Route information
- Maintained by City of Tshwane Metropolitan Municipality
- Length: 27.5 km (17.1 mi)

Major junctions
- West end: R514 / M1 at Hermanstad
- R101 in Capital Park; M5 in Gezina; M29 in Villieria; M7 in Villieria; M22 in Môregloed; N1 / N4 near Kilner Park; M15 near Lindopark; M15 in Silvertondale; M14 in Waitloo;
- East end: M10 in Mamelodi

Location
- Country: South Africa

Highway system
- Numbered routes of South Africa;
| ← M7 |  | → M9 |

= M8 (Pretoria) =

Road in Pretoria, South Africa

The M8 road is a metropolitan route in the City of Tshwane in Gauteng, South Africa. It connects Capital Park with Mamelodi via Gezina, Villieria and Eersterust.

== Route ==
The M8 route begins at an interchange with the M1 route (E'skia Mphahlele Drive) and the eastern terminus of the R514 route (Van Der Hoff Road) just east of the Hermanstad suburb. The M8 begins by heading eastwards, immediately crossing the Apies River and becoming two one-way streets (Trouw Street eastwards from the river and Flowers Street westwards to the river), passing through the suburb of Capital Park and meeting the R101 route (Paul Kruger Street).

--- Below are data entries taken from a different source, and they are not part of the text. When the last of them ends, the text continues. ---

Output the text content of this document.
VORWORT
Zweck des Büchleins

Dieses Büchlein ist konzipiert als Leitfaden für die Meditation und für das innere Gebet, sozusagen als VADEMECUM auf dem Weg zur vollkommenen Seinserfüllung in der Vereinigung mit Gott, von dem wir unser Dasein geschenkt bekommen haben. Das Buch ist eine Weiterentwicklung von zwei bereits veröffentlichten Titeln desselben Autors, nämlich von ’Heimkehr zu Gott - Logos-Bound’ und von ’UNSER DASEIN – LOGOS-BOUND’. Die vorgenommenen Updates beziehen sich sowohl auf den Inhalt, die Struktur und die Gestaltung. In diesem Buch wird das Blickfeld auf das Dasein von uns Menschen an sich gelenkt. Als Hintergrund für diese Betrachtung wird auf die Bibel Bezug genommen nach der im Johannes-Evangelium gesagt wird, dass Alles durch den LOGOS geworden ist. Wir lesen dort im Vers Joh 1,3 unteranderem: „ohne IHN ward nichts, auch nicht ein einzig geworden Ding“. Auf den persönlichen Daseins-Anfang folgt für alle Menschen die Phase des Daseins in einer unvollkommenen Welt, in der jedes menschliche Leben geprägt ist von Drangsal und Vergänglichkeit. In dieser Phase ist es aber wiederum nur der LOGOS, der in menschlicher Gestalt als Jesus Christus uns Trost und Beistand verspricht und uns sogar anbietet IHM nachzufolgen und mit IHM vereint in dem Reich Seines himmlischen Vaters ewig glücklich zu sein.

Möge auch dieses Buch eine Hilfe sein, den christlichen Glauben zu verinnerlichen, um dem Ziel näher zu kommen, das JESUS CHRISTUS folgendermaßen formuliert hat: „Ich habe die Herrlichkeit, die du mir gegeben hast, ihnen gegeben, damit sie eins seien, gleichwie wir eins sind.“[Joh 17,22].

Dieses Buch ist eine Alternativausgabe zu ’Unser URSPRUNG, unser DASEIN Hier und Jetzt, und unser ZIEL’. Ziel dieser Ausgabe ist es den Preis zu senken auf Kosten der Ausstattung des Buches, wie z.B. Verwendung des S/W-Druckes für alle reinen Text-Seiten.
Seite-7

The M8 enters the suburb of Gezina and reaches a junction with the M5 route (Steve Biko Road; Johan Heyns Drive). The M8 joins the M5 and they are co-signed northwards for 750 metres before the M8 becomes its own road eastwards, once again becoming two one-way streets (Frederika Street eastwards from the M5 and Nico Smith Street, formerly Michael Brink Street, westwards to the M5).

The M8 then reaches a junction with the M29 route (Frates Street), where it becomes one street eastwards (Nico Smith Street). It passes through the Villieria suburb to meet the north-eastern terminus of the M7 route (Stead Avenue). It then passes in-between the Moreglôed and Queenswood suburbs to meet the north-eastern terminus of the M22 route (CR Swart Drive) at the Harry Muller Circle. Just after, the M8 crosses the N1/N4 toll highway (Pretoria Eastern Bypass) (each ramp onto the highway has a tollgate) as Stormvoel Road.

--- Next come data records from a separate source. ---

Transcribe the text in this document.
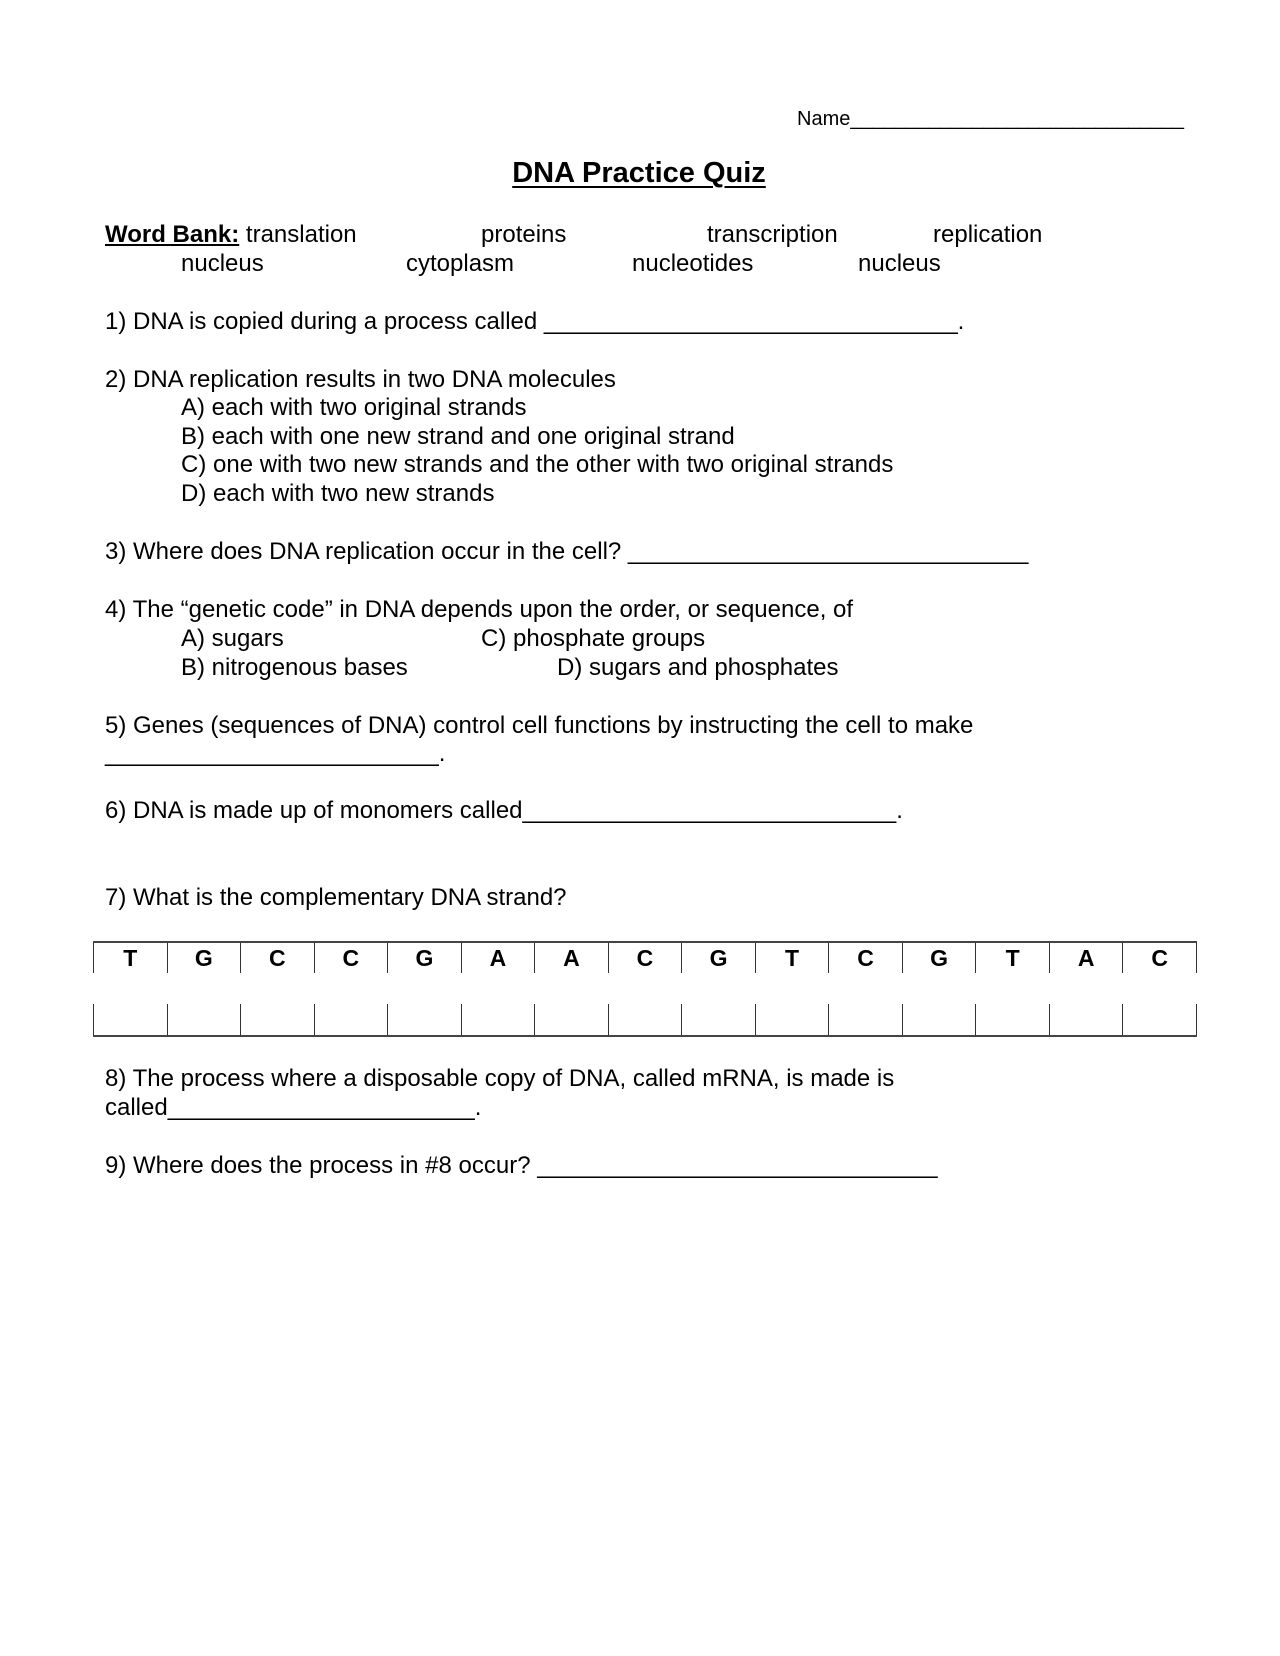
Name______________________________
DNA Practice Quiz
Word Bank: translation	proteins	transcription	replication
nucleus	cytoplasm	nucleotides	nucleus
1) DNA is copied during a process called _______________________________.
2) DNA replication results in two DNA molecules
A) each with two original strands
B) each with one new strand and one original strand
C) one with two new strands and the other with two original strands
D) each with two new strands
3) Where does DNA replication occur in the cell? ______________________________
4) The “genetic code” in DNA depends upon the order, or sequence, of
A) sugars	C) phosphate groups
B) nitrogenous bases	D) sugars and phosphates
5) Genes (sequences of DNA) control cell functions by instructing the cell to make
_________________________.
6) DNA is made up of monomers called____________________________.
7) What is the complementary DNA strand?
T	G	C	C	G	A	A	C	G	T	C	G	T	A	C

8) The process where a disposable copy of DNA, called mRNA, is made is
called_______________________.
9) Where does the process in #8 occur? ______________________________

Just after the N1/N4 highway interchange, the M8 meets the M15 route (Baviaanspoort Road). Here, the M15 joins the M8 and they are one road eastwards for 2.5 km before the M15 becomes its own road southwards (Derdepoort Road) north of Silverton. The M8 continues eastwards, forming the southern boundary of the Eersterust suburb, to enter the large township of Mamelodi and meet the northern terminus of the M14 route (Waitloo Road).

From the M14 junction, the M8 heads eastwards as Tsamaya Road through Mamelodi for 9 kilometres to reach its eastern terminus in Mamelodi East, at a junction with the M10 route (Solomon Mahlangu Drive), just south of the M10's junction with the R513 route.